Many teenage girls are drinking as much as boys, and college women are trying to out-drink male peers, too, Time reported in its March 2002 issue.In addition to drinking more than their counterparts, girls and young women are also getting arrested more and doing more drugs. Experts question whether the behavior is to simply feel freer or to show up guys whenever possible, including at the bar.
At Syracuse University, administrators reported that last year, twice as many women as men were rushed to the local hospital for acute intoxication. "Our women are drinking one for one with men, but they're coming in much more damaged," said Dessa Bergen-Cico, the university's associate dean of students. "We're seeing a real role shift going on here."
At the University of Vermont, the average blood-alcohol level of drunken women treated at the hospital is now .20 percent, 10 percent higher than that of intoxicated men and more than twice the legal limit of .08.

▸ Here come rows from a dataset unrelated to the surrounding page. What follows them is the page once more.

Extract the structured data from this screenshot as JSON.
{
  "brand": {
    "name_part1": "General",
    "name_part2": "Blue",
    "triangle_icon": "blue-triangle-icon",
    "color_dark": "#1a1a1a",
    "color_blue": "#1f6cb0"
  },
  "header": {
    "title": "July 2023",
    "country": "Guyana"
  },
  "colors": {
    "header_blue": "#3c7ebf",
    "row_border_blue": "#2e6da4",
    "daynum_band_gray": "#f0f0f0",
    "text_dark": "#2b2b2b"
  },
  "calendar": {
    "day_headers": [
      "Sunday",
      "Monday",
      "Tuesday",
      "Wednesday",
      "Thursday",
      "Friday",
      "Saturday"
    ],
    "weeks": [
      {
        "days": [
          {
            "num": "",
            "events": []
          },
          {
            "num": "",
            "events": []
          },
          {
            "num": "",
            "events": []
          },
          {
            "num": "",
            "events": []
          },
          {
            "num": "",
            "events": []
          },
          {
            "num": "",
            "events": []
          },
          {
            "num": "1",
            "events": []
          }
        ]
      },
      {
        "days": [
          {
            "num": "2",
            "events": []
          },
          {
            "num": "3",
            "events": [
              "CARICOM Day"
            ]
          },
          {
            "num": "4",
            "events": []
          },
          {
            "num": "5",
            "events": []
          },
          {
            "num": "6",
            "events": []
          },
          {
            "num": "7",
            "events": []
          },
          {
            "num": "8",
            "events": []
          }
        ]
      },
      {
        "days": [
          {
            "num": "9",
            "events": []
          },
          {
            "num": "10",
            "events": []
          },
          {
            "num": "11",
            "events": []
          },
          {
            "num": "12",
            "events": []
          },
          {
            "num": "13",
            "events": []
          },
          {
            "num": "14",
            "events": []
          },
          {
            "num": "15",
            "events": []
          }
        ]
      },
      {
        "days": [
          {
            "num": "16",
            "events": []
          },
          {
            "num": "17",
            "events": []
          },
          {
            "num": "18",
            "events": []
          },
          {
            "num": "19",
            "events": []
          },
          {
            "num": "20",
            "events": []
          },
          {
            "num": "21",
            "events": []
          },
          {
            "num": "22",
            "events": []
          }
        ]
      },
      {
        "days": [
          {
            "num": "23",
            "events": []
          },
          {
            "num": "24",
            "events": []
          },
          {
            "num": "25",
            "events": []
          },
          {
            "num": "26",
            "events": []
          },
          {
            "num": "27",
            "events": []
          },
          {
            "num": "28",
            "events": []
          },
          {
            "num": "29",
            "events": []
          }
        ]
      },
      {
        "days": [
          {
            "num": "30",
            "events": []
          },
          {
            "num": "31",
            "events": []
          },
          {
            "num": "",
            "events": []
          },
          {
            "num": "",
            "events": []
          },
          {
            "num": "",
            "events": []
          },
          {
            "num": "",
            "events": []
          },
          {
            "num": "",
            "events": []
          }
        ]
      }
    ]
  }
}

At Georgetown University, there has been a 35-percent increase in the number of women sanctioned for alcohol violations over the past three years. "Here on the front lines, we're very worried about this," said Patrick Kilcarr, director of Georgetown's Center for Personal Development. "Women are not just drinking more; they're drinking ferociously."
A recent report from the National Center on Addiction and Substance Abuse at Columbia University shows that girls as young as ninth-graders were just as likely as boys to report drinking alcohol. In 1991, 22.4 percent of 10th-grade girls and 31.4 percent of 10th-grade boys reported binge drinking. By 1999, the girls had narrowed the gender gap to within two percentage points.
"Equality is part of it," said Lee Saltz, a consultant to the prevention and intervention program in the Los Angeles public schools. "We've been working very hard to get girls to that point: Yes, you can do math. Yes, you can play football. And yes, you can drink."
Devon Jersild, a journalist who talked with college-age women for her book, "Happy Hours: Alcohol in a Woman's Life," added that women associate drinking with power and authority.
"They are no longer confined by the stereotypical notions of femininity," she said. "They associate drinking with power, and they think that if they drink like a guy, they will be like a guy."
To address the dangers of excessive drinking, some colleges are holding sessions led by young female health educators. In addition, some bars are distributing "safe-drink strips" so women can determine if their drinks have been laced with date-rape drugs.